Greenpeace found that the U.S. plastic recycling rate was estimated to have declined to just five to six percent in 2021, down from a high of 9.5 percent in 2014 and 8.7 percent in 2018.

plastic waste
Plastic recycling rates have dropped in recent years. Courtesy Nareeta Martin | Unsplash

But those higher numbers were when the U.S. was exporting its plastic waste to China; the country stopped accepting recycling in 2017. And even when it did accept items, much of it wasn’t recycled at all — Greenpeace reported that much of it was burned or dumped, falsely inflating recycling rates while doing the opposite — dumping more fossil fuels and emissions into the atmosphere.

Much of the recycling onus is on the consumer to understand what items their cities or counties will take. And most consumers have no idea what that actually entails.
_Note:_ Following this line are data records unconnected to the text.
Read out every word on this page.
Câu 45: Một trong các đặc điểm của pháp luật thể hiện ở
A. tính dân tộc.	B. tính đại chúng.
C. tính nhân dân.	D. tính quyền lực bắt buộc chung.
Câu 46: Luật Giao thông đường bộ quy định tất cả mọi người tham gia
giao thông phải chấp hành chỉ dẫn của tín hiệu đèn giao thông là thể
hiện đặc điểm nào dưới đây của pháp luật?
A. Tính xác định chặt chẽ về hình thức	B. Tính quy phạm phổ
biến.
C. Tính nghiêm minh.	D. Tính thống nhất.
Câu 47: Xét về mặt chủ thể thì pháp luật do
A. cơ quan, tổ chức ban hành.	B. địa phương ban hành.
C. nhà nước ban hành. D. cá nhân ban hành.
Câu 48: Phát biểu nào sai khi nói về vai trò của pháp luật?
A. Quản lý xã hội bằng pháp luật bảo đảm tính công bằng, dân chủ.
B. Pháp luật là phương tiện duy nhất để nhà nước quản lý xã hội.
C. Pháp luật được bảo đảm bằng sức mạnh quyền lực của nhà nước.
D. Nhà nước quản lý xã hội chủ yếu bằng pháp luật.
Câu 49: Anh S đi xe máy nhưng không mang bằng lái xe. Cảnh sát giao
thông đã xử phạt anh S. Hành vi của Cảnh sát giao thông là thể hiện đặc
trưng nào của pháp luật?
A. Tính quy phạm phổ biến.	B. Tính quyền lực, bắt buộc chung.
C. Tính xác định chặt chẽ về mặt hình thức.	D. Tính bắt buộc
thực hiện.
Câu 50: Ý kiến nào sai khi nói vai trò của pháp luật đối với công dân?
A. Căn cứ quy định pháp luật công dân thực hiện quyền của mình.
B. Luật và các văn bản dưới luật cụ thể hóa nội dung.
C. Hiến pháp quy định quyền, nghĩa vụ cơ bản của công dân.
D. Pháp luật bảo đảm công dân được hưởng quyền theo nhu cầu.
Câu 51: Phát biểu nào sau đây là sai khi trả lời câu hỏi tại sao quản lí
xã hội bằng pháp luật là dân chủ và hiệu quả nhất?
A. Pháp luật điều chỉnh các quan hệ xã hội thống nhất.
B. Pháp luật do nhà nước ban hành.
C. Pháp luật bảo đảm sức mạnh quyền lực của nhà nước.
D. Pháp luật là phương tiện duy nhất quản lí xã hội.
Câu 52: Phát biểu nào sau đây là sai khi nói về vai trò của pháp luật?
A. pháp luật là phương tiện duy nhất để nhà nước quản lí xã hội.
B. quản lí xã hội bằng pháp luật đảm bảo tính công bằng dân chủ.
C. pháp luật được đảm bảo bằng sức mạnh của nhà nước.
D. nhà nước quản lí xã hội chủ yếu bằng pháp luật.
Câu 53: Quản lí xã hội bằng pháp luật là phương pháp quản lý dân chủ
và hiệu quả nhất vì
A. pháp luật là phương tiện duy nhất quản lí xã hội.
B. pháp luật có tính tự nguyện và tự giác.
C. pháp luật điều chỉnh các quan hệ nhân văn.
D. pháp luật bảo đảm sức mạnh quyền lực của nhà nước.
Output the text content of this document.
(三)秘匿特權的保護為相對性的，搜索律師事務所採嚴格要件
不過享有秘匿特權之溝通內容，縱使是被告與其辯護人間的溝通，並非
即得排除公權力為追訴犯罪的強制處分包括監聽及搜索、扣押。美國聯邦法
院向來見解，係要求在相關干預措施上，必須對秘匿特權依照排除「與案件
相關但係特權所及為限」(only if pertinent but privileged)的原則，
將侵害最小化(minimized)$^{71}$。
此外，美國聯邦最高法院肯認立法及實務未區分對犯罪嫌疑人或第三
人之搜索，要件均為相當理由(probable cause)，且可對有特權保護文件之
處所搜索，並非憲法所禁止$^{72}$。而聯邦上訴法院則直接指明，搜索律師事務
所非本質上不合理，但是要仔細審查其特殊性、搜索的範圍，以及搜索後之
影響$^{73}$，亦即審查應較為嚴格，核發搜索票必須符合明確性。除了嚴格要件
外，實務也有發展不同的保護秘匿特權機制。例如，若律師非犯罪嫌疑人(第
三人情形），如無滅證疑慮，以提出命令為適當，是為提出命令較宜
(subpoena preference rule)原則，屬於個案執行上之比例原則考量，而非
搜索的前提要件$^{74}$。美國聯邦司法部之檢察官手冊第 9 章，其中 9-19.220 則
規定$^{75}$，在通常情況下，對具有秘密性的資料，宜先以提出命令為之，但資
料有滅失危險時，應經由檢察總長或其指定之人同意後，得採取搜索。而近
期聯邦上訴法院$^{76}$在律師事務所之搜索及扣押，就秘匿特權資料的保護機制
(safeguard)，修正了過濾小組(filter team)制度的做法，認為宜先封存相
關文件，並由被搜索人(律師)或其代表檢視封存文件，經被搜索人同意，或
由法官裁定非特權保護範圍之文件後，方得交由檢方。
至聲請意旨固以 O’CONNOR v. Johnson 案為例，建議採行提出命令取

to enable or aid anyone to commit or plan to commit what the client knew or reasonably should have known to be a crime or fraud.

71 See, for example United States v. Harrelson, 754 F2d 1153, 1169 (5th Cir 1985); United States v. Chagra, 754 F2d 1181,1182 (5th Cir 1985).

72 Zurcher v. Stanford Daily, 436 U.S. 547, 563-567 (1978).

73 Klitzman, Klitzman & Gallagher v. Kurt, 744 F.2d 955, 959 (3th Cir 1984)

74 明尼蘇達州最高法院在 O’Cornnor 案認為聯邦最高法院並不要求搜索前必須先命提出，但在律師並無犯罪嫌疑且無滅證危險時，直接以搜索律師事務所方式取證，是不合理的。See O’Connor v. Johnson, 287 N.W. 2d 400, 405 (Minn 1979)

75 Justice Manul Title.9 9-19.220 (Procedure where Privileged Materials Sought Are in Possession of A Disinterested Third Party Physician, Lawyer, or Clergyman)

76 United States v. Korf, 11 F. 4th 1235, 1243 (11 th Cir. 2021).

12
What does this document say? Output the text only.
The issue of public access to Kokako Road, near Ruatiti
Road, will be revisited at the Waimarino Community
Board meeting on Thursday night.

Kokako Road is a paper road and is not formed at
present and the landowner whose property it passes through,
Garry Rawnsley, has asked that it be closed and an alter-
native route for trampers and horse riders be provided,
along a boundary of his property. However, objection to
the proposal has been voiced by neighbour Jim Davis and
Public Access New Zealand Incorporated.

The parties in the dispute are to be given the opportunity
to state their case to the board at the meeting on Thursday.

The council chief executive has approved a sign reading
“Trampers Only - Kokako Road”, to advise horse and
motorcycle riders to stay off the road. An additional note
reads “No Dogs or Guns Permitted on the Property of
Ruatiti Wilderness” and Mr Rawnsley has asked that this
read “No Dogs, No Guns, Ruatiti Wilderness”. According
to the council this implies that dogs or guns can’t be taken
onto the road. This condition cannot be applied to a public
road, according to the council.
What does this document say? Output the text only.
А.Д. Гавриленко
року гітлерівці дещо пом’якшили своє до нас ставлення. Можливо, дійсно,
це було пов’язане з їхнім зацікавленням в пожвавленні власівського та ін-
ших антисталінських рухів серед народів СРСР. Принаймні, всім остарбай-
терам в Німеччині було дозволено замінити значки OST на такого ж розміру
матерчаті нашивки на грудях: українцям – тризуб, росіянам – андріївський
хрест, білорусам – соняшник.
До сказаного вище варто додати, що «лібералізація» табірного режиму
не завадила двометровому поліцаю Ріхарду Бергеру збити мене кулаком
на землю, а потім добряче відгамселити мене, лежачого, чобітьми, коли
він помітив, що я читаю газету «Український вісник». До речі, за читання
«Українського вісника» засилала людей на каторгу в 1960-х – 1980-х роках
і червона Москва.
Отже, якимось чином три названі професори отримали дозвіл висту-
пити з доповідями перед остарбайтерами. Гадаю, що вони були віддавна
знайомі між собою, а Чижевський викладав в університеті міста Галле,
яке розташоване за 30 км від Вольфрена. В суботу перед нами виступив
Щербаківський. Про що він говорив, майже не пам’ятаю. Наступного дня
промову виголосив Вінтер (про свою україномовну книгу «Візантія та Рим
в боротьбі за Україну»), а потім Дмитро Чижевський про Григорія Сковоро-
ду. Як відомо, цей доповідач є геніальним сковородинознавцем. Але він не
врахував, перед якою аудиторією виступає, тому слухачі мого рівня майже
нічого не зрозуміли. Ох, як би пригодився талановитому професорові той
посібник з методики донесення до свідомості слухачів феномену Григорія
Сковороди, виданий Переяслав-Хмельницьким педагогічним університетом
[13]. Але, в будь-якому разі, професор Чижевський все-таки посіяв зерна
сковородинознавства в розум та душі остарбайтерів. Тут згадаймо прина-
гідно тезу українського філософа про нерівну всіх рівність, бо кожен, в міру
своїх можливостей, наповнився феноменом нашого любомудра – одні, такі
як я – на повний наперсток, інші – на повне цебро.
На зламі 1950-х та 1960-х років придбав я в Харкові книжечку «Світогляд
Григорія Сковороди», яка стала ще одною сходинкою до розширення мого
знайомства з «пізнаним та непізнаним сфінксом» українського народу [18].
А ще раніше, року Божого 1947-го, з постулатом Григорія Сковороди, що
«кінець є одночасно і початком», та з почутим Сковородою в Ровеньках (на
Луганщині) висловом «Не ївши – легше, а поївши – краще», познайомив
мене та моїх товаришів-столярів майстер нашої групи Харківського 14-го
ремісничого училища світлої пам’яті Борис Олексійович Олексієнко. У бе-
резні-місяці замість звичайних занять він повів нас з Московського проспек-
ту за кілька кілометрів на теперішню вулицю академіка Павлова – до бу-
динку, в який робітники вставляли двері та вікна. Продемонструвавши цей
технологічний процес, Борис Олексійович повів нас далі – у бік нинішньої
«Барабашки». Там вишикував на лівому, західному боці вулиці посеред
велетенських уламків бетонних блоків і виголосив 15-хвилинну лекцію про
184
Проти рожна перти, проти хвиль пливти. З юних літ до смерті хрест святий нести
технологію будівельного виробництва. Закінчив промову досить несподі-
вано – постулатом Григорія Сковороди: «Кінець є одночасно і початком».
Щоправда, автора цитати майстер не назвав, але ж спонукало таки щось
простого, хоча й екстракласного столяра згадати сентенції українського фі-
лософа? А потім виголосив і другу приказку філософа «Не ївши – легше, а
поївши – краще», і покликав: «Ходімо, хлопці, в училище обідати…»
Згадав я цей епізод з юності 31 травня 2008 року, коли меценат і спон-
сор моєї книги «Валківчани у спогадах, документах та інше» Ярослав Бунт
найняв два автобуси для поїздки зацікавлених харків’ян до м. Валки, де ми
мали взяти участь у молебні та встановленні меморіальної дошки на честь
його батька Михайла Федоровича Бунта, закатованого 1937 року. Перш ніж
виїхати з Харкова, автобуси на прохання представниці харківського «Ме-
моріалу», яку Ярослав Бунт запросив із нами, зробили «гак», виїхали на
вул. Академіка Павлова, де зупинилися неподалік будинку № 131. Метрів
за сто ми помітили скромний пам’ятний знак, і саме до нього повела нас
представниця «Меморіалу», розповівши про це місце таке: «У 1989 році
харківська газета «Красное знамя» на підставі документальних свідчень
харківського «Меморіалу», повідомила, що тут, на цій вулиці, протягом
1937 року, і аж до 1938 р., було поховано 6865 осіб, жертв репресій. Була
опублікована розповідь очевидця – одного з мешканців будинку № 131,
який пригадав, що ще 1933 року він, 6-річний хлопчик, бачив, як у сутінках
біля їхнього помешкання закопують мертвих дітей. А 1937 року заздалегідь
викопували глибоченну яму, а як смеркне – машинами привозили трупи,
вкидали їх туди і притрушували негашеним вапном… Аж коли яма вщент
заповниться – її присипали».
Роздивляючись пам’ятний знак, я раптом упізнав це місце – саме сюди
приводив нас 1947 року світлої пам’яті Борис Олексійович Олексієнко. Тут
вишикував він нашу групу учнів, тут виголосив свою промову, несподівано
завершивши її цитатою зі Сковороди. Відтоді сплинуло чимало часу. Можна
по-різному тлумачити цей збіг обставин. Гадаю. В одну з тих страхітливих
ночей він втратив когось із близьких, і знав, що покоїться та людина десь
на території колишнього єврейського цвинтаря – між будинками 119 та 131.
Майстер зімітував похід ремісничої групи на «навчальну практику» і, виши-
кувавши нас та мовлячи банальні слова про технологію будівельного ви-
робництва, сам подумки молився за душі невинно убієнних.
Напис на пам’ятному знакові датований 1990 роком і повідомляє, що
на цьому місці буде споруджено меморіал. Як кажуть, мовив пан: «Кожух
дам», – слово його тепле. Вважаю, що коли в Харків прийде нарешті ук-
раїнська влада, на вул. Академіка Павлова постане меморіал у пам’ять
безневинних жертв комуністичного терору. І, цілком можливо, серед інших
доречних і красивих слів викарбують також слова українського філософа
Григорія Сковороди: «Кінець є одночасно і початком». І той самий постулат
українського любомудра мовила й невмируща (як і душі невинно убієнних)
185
Consumers tend to dump any and all plastic items into their blue bins and hope for the best.

Incentivized takeback programs can encourage consumers to participate, but Greenpeace and other groups say there’s a much bigger problem.

“As scientific evidence of the harm caused by plastic waste and pollution and the toxic risks of recycled plastic continue to mount, discussions about what to do
regarding single-use plastics and plastic packaging are underway at the global level through the United Nations Environment Programme’s (UNEP) plastics treaty, in the U.S. Congress and city halls and state capitals across
the country, and in corporate board rooms,” the group wrote in its report.

“Will we allow companies to continue to promote the failed, toxic plastic recycling myth or will we demand a pivotal change that dramatically reduces
the production of single-use plastics? Instead of continuing on this false path, companies in the U.S. and around the world must urgently phase out single-use plastics by replacing their packaging with reuse and refill systems and offering packaging-free products.”